Walpole also had already endeavoured to calm the situation by consenting to a minute examination of the coins themselves at the London Mint. The Lords Commissioners had instructed Sir Isaac Newton, the Master of the Mint, Edward Southwell, and Thomas Scroope, to make an assay of Wood's money. The report of the assayists was issued on April 27th, 1724;[1] and certified that the coins submitted had been tested and found to be correct both as to weight and quality. In addition to this evidence of good faith, Walpole had nominated Carteret in place of the Duke of Grafton to the Lord-Lieutenancy. Carteret was a favourite with the best men in Ireland, and a man of culture as well as ability. It was hoped that his influence would smooth down the members of the opposition by an acceptance of the altered measure. He was in the way in London, and he might be of great service in Dublin; so to Dublin he went.

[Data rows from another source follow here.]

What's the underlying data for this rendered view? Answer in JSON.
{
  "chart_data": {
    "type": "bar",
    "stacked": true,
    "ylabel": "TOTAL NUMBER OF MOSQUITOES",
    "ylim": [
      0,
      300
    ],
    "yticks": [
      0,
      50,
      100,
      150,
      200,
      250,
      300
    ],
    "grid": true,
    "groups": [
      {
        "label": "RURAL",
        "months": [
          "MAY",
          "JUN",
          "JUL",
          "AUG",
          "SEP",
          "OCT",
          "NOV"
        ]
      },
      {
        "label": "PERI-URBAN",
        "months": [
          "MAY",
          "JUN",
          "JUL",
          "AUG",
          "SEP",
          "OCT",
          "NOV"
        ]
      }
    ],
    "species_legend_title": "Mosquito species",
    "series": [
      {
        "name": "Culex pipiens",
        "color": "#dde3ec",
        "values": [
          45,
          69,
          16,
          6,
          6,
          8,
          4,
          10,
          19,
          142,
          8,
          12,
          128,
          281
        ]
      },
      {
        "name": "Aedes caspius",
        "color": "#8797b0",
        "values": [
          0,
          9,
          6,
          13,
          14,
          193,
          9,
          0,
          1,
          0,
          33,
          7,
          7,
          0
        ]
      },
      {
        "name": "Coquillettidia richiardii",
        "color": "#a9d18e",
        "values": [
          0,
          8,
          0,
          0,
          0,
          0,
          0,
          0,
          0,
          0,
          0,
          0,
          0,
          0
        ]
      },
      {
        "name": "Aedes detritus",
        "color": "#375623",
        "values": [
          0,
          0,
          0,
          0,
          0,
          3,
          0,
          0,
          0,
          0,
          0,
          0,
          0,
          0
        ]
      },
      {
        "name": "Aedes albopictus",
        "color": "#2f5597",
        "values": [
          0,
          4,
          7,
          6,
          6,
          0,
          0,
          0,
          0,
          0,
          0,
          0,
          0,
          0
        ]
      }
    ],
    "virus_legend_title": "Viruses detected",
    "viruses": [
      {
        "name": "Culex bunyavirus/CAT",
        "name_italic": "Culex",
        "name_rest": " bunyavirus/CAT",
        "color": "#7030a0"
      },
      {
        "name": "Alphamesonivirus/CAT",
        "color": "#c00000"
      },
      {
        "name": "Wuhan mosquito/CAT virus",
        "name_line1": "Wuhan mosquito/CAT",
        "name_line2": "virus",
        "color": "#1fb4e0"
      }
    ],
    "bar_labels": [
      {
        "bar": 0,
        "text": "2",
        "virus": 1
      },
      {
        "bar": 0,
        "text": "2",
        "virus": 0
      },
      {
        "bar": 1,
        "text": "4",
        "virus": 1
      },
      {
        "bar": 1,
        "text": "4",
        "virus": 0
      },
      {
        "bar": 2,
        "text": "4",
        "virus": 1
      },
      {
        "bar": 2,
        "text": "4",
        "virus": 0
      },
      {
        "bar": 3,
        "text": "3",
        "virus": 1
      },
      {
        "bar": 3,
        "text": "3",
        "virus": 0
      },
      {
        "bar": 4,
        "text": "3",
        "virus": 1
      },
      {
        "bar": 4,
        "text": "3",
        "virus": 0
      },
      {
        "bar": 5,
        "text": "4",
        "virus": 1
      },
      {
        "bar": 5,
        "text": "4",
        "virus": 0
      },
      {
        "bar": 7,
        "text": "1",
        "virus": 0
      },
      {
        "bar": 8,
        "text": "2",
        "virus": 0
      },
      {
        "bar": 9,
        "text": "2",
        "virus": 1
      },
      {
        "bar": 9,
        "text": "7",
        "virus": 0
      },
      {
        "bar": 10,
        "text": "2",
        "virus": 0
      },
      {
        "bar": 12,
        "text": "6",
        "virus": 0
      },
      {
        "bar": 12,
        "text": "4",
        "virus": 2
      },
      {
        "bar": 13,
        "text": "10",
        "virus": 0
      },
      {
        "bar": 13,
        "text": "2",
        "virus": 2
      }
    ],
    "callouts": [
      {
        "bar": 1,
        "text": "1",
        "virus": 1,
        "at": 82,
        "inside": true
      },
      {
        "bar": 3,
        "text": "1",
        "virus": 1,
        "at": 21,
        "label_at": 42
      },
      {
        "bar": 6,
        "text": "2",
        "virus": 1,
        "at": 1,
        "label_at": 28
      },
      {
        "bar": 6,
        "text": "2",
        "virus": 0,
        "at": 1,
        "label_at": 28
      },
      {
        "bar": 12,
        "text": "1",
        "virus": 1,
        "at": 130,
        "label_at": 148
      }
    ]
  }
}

[Footnote 1: A full reprint of this report is given in Appendix II.]

But Walpole had not reckoned with the Drapier. In the paragraph in Harding's sheet, Swift saw a diplomatist's move to win the game by diplomatic methods. Compromise was the one result Swift was determined to render impossible; and the Drapier's second letter, "To Mr. Harding the Printer," renews the conflict with yet stronger passion and with even more satirical force. It is evident Swift was bent now on raising a deeper question than merely this of the acceptance or refusal of Wood's halfpence and farthings. There was a principle here that had to be insisted and a right to be safeguarded. Mr. Churton Collins ably expresses Swift's attitude at this juncture when he says:[2] "Nothing can be more certain than that it was Swift's design from the very beginning to make the controversy with Wood the basis of far more extensive operations. It had furnished him with the means of waking Ireland from long lethargy into fiery life. He looked to it to furnish him with the means of elevating her from servitude to independence, from ignominy to honour. His only fear was lest the spirit which he had kindled should burn itself out or be prematurely quenched. And of this he must have felt that there was some danger, when it was announced that England had given way much more than it was expected she would give way, and much more than she had ever given way before."

[Footnote 2: "Jonathan Swift," pp. 179-180.]

This letter to Harding was but the preliminary leading up to the famous fourth letter "to the whole people of Ireland." It was also an introduction to, and preparation of the public mind for, the drastic criticism of the Privy Council's Report, the arrival of which was expected shortly.

The present text of this second letter is that given by Sir W. Scott, collated with the copies of the original edition in the possession of the late Colonel F. Grant and in the British Museum. It has also been compared with Faulkner's issue of 1725, in "Fraud Detected."

[T.S.]

[Illustration:
A
*LETTER*
TO
Mr. Harding the Printer,
Upon Occasion of a
**PARAGRAPH**
*IN HIS*
**News-Paper**
of Aug. 1st.
Relating to Mr. Wood's Half-pence.
By M.B. Drapier.
AUTHOR of the LETTER to the
SHOP-KEEPERS, &c.
DUBLIN: Printed by J. Harding in Molesworth's-Court.
]

Sir, In your Newsletter of the 1st. instant there is a paragraph dated from London, July 25th. relating to Wood's halfpence; whereby it is plain what I foretold in my "Letter to the Shopkeepers, &c." that this vile fellow would never be at rest, and that the danger of our ruin approaches nearer, and therefore the kingdom requires NEW and FRESH WARNING; however I take that paragraph to be, in a great measure, an imposition upon the public, at least I hope so, because I am informed that Wood is generally his own newswriter. I cannot but observe from that paragraph that this public enemy of ours, not satisfied to ruin us with his trash, takes every occasion to treat this kingdom with the utmost contempt. He represents "several of our merchants and traders upon examination before a committee of council, agreeing that there was the utmost necessity of copper money here, before his patent, so that several gentlemen have been forced to tally with their workmen and give them bits of cards sealed and subscribed with their names." What then? If a physician prescribes to a patient a dram of physic, shall a rascal apothecary cram him with a pound, and mix it up with poison? And is not a landlord's hand and seal to his own labourers a better security for five or ten shillings, than Wood's brass seven times below the real value, can be to the kingdom, for an hundred and four thousand pounds?[3]

[Footnote 3: Thus in original edition. £108,000 is the amount generally given. See note on p. 15. [T.S.]